To eliminate pressure selling by salespeople (called “diamond consultants”), Only Diamonds does not use commissions. “So, their goal isn’t to see how much jewelry they can sell,” says Light. All diamond consultants are professionally trained by the Gemological Institute of America and are taught to provide “a genuine non-pressure experience” for customers, says Light.
The diamond difference. Supporting each store is “at least five times more” diamond merchandise than traditional jewelry stores carry, says Light. It includes stones ranging from a fifth of a carat to five carats; a broad selection of loose diamonds; more than 300 gold and platinum setting choices; more than 2,000 styles of diamond jewelry and retail prices ranging from $100 to $70,000.
Each store’s “Diamond Gift Boutique” displays popular diamond styles and executive gifts. Shoppers can register their jewelry wish lists in an interactive electronic “Diamond Dream Registry.”
The stores have such expected features as their own credit card, signature packaging and on-site jewelry design and repair. But Light has added features to set them apart. These include a life-time trade-in policy for any diamond weighing a fifth of a carat or more purchased from Only Diamonds; a 60-day money-back guarantee, no questions asked; and a complimentary insurance appraisal which Only Diamonds will update annually. Perhaps the most unusual feature is a partnership with the Disney Bridal Network, which enables engaged couples to plan a “fairy tale-style wedding” at Walt Disney World in Orlando, Fla.
Operations. Light’s intent to be different affects the stores themselves, which feature custom interiors and showcases created by Levine Design of New York City. Designer Pam Levine calls the Only Diamonds project “the most unique [one] we have done.”
A major goal was to draw customers’ attention to the product and hold it there. To do that, Light and his team worked with Levine to change concepts of display and presentation.
Instead of traditional square trays, for example, Levine created horizontal “ring bars” (on which the jewelry sits) in a variety of original shapes. These can be placed in different positions within the cases, which may hold up to 200 diamond pieces. There is little traditional about the cases themselves, either. They stand on very thin legs, with lots of air beneath them, except those in the center of the store, which are curved and rounded. The aim is to draw customers’ eyes and encourage them to walk through the store.
Mirrors, fabrics, display forms and signage also use “materials, colors and sizes to attract customers’ attention while creating a unique shopping experience,” says Levine.
All of Only Diamonds’ interior signage – and there is a lot of it – is made of glass in a variety of consistent shapes designed to be non-intrusive in appearance. “Signage can be a real sore spot,” says Levine, “especially when selling luxury items, if not done well graphically. You don’t want to see the signage before you see the product.”

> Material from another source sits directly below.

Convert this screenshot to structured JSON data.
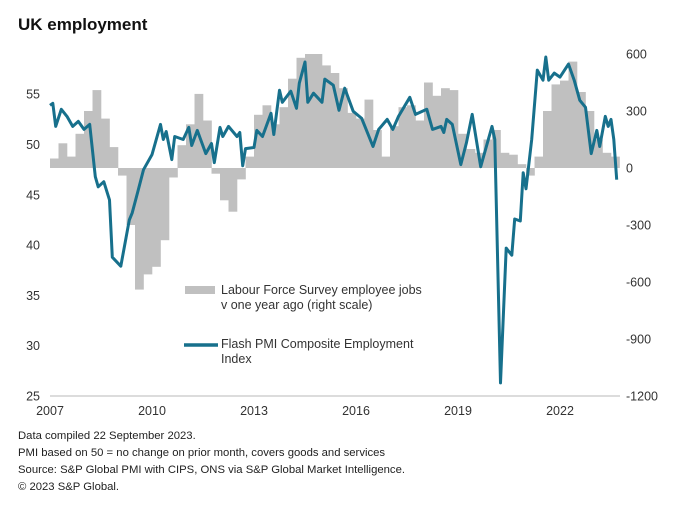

Using glass “elevates everything. [The customer’s] attention is drawn to the product, not the sign, but you still convey information in an elegant way.”
Seemingly, no detail was too minor to be enhanced or redesigned. Even the ring plugs – usually ugly little cast-plastic items – are made of enamel and stylish. The store’s paper coffee cups carry the Only Diamonds logo. Packaging was produced in four different areas of the world, but all was dyed at Levine Design in New York to ensure consistent color and hue.
“They built [the concept of these stores] from the ground up, and the message [they communicate] is very clear,” says Levine.
The message is clear to employees, as well. The Only Diamonds home office in Akron communicates with each location via e-mail four times a day. Advanced point-of-sale systems and an extensive computer network help it capture client information, analyze various markets and quickly fill the jewelry needs of Only Diamonds stores around the country, say Light and his people.